Les ventes résidentielles au Canada poursuivent leur chute en décembre

16 janvier 2019

Ottawa (Ontario), le 15 janvier 2019 – Selon les statistiques publiées aujourd’hui par L’Association canadienne de l’immeuble (ACI), les ventes résidentielles ont affiché, en décembre 2018, une baisse à l’échelle nationale qui se poursuit depuis quatre mois.

Faits saillants :

  • Les ventes résidentielles réalisées à l’échelle nationale ont baissé de 2,5 % de novembre à décembre.
  • Les ventes réelles (non désaisonnalisées) ont chuté de 19 % par rapport à l’année précédente.
  • Le nombre de nouvelles inscriptions a peu changé de novembre à décembre.
  • L’Indice des prix des propriétés MLS® (IPP MLS®) a augmenté de 1,6 % d’une année à l’autre en décembre.
  • Le prix de vente moyen au Canada a affiché une baisse de 4,9 % d’une année à l’autre en décembre.

Les ventes résidentielles des systèmes MLS® canadiens ont chuté de 2,5 % en décembre 2018, comparativement à novembre, atteignant leur plus faible niveau annuel depuis 2012. Les baisses mensuelles des ventes depuis septembre ont complètement retranché leur course de l’été dernier pour s’approcher du plus bas niveau enregistré depuis 2013. (Graphique A)

Les transactions ont chuté dans près de 60 % de l’ensemble des marchés locaux en décembre, en raison d’une baisse des ventes dans le Grand Vancouver, l’Île de Vancouver, Ottawa, London and St. Thomas et Halifax-Dartmouth, ainsi que dans une diversité d’autres centres urbains de moyenne et de grandes tailles variant selon la région.

Les ventes réelles (non désaisonnalisées) ont affiché une baisse de 19 % d’une année à l’autre en décembre 2018, pour s’établir à presque 12 % en deçà de la moyenne sur 10 ans pour le mois de décembre. Les ventes d’habitations ont connu des niveaux inférieurs à ceux de l’année précédente dans les trois quarts de tous les marchés locaux, principalement en Colombie-Britannique, soit dans le Lower Mainland et dans la région de l’Okanagan, à Calgary, à Edmonton, dans le Grand Toronto et à Hamilton-Burlington.

Cette chute est en partie due à des ventes élevées en décembre 2017, car des acheteurs se sont dépêchés de conclure la transaction avant l’entrée en vigueur de la nouvelle simulation de crise pour les prêts hypothécaires, imposée par le gouvernement fédéral à compter du 1er janvier 2018.

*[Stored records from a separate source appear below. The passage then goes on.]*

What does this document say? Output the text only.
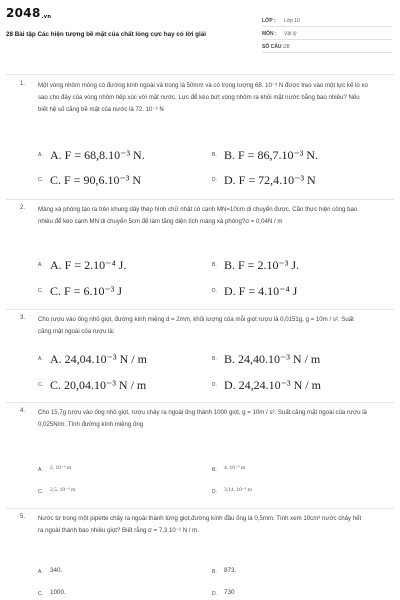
$2048_{.vn}$
28 Bài tập Các hiện tượng bề mặt của chất lỏng cực hay có lời giải
LỚP : Lớp 10
MÔN : Vật lý
SỐ CÂU : 28
1. Một vòng nhôm mỏng có đường kính ngoài và trong là 50mm và có trọng lượng 68. 10⁻³ N được treo vào một lực kế lò xo sao cho đáy của vòng nhôm tiếp xúc với mặt nước. Lực để kéo bứt vòng nhôm ra khỏi mặt nước bằng bao nhiêu? Nếu biết hệ số căng bề mặt của nước là 72. 10⁻³ N
A. A. F = 68,8.10⁻³ N.	B. B. F = 86,7.10⁻³ N.
C. C. F = 90,6.10⁻³ N	D. D. F = 72,4.10⁻³ N
2. Màng xà phòng tạo ra trên khung dây thép hình chữ nhật có cạnh MN=10cm di chuyển được. Cần thực hiện công bao nhiêu để kéo cạnh MN di chuyển 5cm để làm tăng diện tích màng xà phòng?σ = 0,04N / m
A. A. F = 2.10⁻⁴ J.	B. B. F = 2.10⁻³ J.
C. C. F = 6.10⁻³ J	D. D. F = 4.10⁻⁴ J
3. Cho rượu vào ống nhỏ giọt, đường kính miệng d = 2mm, khối lượng của mỗi giọt rượu là 0,0151g, g = 10m / s². Suất căng mặt ngoài của rượu là:
A. A. 24,04.10⁻³ N / m	B. B. 24,40.10⁻³ N / m
C. C. 20,04.10⁻³ N / m	D. D. 24,24.10⁻³ N / m
4. Cho 15,7g rượu vào ống nhỏ giọt, rượu chảy ra ngoài ống thành 1000 giọt, g = 10m / s². Suất căng mặt ngoài của rượu là 0,025N/m. Tính đường kính miệng ống
A. 2. 10⁻³ m	B. 4. 10⁻³ m
C. 2,5. 10⁻³ m	D. 3,14. 10⁻³ m
5. Nước từ trong một pipette chảy ra ngoài thành từng giọt,đường kính đầu ống là 0,5mm. Tính xem 10cm³ nước chảy hết ra ngoài thành bao nhiêu giọt? Biết rằng σ = 7,3.10⁻² N / m.
A. 340.	B. 873.
C. 1000.	D. 730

« Une année peut faire toute une différence », affirme Barb Sukkau, présidente de l’ACI. « La tendance des ventes a été poussée à la hausse en décembre 2017 par des acheteurs qui ont voulu passer à l’action avant que n’entre en vigueur la nouvelle simulation de crise pour les prêts hypothécaires, imposée par le gouvernement fédéral dès le début de 2018. Depuis, cette simulation pèse sur les ventes à divers degrés, dans tous les marchés de l’habitation au Canada, et elle continuera ainsi cette année. Vu la nature locale du marché immobilier, les courtiers et agents membres de l’ACI continuent d’être votre meilleure source d’information et votre meilleur guide au moment de négocier l’achat ou la vente d’une maison en cette période de transition », précise-t-elle.

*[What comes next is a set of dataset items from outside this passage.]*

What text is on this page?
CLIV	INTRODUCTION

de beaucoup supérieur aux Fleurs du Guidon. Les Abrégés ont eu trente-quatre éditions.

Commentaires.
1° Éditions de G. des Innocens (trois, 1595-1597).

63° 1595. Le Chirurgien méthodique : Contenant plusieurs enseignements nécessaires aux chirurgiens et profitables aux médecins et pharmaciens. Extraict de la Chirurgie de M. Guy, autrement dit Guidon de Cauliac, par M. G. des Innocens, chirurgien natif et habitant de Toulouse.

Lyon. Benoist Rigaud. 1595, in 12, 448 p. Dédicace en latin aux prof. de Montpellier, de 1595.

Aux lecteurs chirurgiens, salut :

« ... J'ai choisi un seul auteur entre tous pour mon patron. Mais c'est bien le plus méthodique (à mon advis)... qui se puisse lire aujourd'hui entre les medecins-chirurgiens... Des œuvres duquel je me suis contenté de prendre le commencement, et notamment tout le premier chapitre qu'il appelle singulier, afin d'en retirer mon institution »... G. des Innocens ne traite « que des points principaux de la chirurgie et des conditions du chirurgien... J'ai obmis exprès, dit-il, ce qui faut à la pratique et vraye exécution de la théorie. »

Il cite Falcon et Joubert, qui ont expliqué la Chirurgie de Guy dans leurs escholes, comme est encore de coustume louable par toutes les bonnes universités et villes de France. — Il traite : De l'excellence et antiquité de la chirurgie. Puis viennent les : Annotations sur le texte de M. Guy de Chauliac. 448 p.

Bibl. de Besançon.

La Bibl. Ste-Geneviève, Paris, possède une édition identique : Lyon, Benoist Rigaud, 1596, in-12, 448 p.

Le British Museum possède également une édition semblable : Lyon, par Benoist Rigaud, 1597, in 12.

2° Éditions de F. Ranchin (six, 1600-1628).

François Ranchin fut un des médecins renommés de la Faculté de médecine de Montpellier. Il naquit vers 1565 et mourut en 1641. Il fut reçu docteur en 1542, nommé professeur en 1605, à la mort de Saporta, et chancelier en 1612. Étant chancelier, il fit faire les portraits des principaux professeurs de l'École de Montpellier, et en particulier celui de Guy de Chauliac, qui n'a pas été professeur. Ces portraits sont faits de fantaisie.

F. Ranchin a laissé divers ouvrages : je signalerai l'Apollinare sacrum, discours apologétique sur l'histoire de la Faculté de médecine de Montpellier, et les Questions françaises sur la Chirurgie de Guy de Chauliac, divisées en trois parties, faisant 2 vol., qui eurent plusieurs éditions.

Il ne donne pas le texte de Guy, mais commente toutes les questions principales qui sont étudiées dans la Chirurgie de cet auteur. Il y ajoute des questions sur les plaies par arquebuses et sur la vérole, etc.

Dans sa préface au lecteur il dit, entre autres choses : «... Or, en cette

« La Banque du Canada a récemment déclaré qu’elle s’attendait à ce que les ventes demeurent au ralenti, tandis que les ménages s’ajustent à cette nouvelle simulation de crise et aux augmentations de taux d’intérêt hypothécaire, et ce, même si les emplois et les salaires continuent d’augmenter », mentionne Gregory Klump, économiste en chef de l’ACI. « En fait, les prévisions économiques de la Banque montrent qu’elle s’attend à ce que le marché du logement nuise à la croissance économique cette année, puisque la simulation de crise a poussé l’accession à la propriété hors d’atteinte pour certains acheteurs de propriété, » ajoute-t-il.

Le nombre de nouvelles inscriptions est demeuré sensiblement le même (+ 0,2 %), de novembre à décembre, des déclins dans près de la moitié de tous les marchés locaux compensant des gains dans les autres marchés.

Étant donné que les ventes ont baissé et que les nouvelles inscriptions sont demeurées stables en décembre, le ratio national des ventes par rapport aux nouvelles inscriptions a baissé légèrement pour s’établir à 53,3 %, par rapport à 54,8 % en novembre. Cette mesure de l’équilibre du marché se maintient près de sa moyenne à long terme de 53,5 % depuis le début de 2018.

Le degré auquel l’équilibre du marché actuel est au-dessus ou en dessous de sa moyenne à long terme et la durée de ces périodes constituent la meilleure façon d’évaluer si les conditions locales favorisent l’acheteur ou le propriétaire-vendeur. Les mesures de l’équilibre du marché qui se situent à l’intérieur d’un écart type de la moyenne à long terme indiquent d’habitude l’équilibre des conditions du marché.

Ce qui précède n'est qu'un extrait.